I have been interviewing for almost a year now and it never ceases to amaze me how wonderful people are.  I speak to such diverse people for my research, but each and every interview has taught me something new about how people think and feel about death and dying.

I am hoping to finish all my transcribing this week - we will see how that goes!


Blogging About Blogging

Seems strange to discuss blogging in a blog, but the more blogs I read the more I see how the creative nature of blogging is infections.

I enjoy the freedom of writing a blog - no referencing, no peer review just writing.  It's like a conversation with yourself.

I kept a diary through my difficult childhood but destroyed them when my life got better because I did not want to be reminded of dark times, but I wish I'd have kept them as I think it's important to see how differently I see the world now.  More importantly, I see myself differently now and blogging and keeping my research diary (which is an important part of quantitative research methods) has become a pleasure for me.


When I started this research I don't think I realised how much it would affect me - not necessarily in a negative way but just how talking, reading and writing about dying can make you feel so different about living.  

Listening to people's stories is a privilege, and my research is teaching me lessons I never thought I needed to learn.
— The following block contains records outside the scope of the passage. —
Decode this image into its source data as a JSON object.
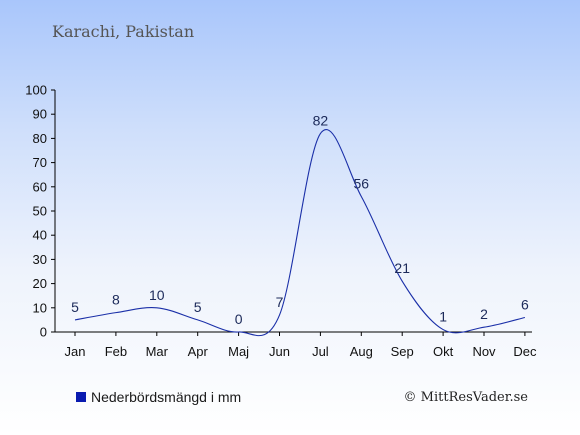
{
  "header": {
    "place": "Karachi, Pakistan"
  },
  "legend": {
    "label": "Nederbördsmängd i mm",
    "color": "#0a1bb0"
  },
  "credit": "© MittResVader.se",
  "chart_data": {
    "type": "line",
    "categories": [
      "Jan",
      "Feb",
      "Mar",
      "Apr",
      "Maj",
      "Jun",
      "Jul",
      "Aug",
      "Sep",
      "Okt",
      "Nov",
      "Dec"
    ],
    "values": [
      5,
      8,
      10,
      5,
      0,
      7,
      82,
      56,
      21,
      1,
      2,
      6
    ],
    "data_labels": [
      "5",
      "8",
      "10",
      "5",
      "0",
      "7",
      "82",
      "56",
      "21",
      "1",
      "2",
      "6"
    ],
    "ylim": [
      0,
      100
    ],
    "yticks": [
      0,
      10,
      20,
      30,
      40,
      50,
      60,
      70,
      80,
      90,
      100
    ],
    "ytick_labels": [
      "0",
      "10",
      "20",
      "30",
      "40",
      "50",
      "60",
      "70",
      "80",
      "90",
      "100"
    ],
    "title": "",
    "xlabel": "",
    "ylabel": "",
    "grid": false,
    "line_color": "#1a2fa8",
    "legend_position": "bottom-left"
  }
}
Death Goes Digital Podcast

Today the podcast I did has been published which is great news.  Talking to Peter Billingham at Death Goes Digital about my research was a great experience.  When he asked me to think about my funeral song, my favourite book and my favourite film I didn't realise how difficult it was going to be. But I am really happy (if not a little embarrassed) with my final choices. Talking with Peter about how I started out on this research reminded me how passionate I feel about what I am about to embark on.  I am looking forward to recruiting my participants and starting my interviews in the near future and more importantly I am excited about what I am going to find!

Listen to the podcast here:

Bank Holiday Weekend

What great weather some have had over this bank holiday weekend.  Friends over for a BBQ and plenty of food and drink on Sunday, but then back to my research on Monday.

Trying to put together all the 'tools' for recruitment really concentrates the mind on the why and how behind my study.  I am passionate about understanding people's motivations behind the creation of digital memories. Do they themselves find comfort in the act of creation? Do they do it for others? - I can't wait to begin the interviews in an attempt to gain more understanding of this fascinating new phenomena.

Digital Legacy Conference

A great conference held at St Joseph's Hospice in London. Meeting so many interesting people who are debating and discussing issues of death and dying.  There were many speakers during the afternoon but the most personal and moving speech came from Jane Harris who spoke so eloquently about how following the death of her son Josh, the close family decided to film Josh’s funeral and make it into a film "Beyond Goodbye".

Finally, Dr Mark Taubert read out his letter to David Bowie - which has caused quite a media storm.  Listening to the letter and how the death of David Bowie has enabled others to discuss death with patients was very thought provoking.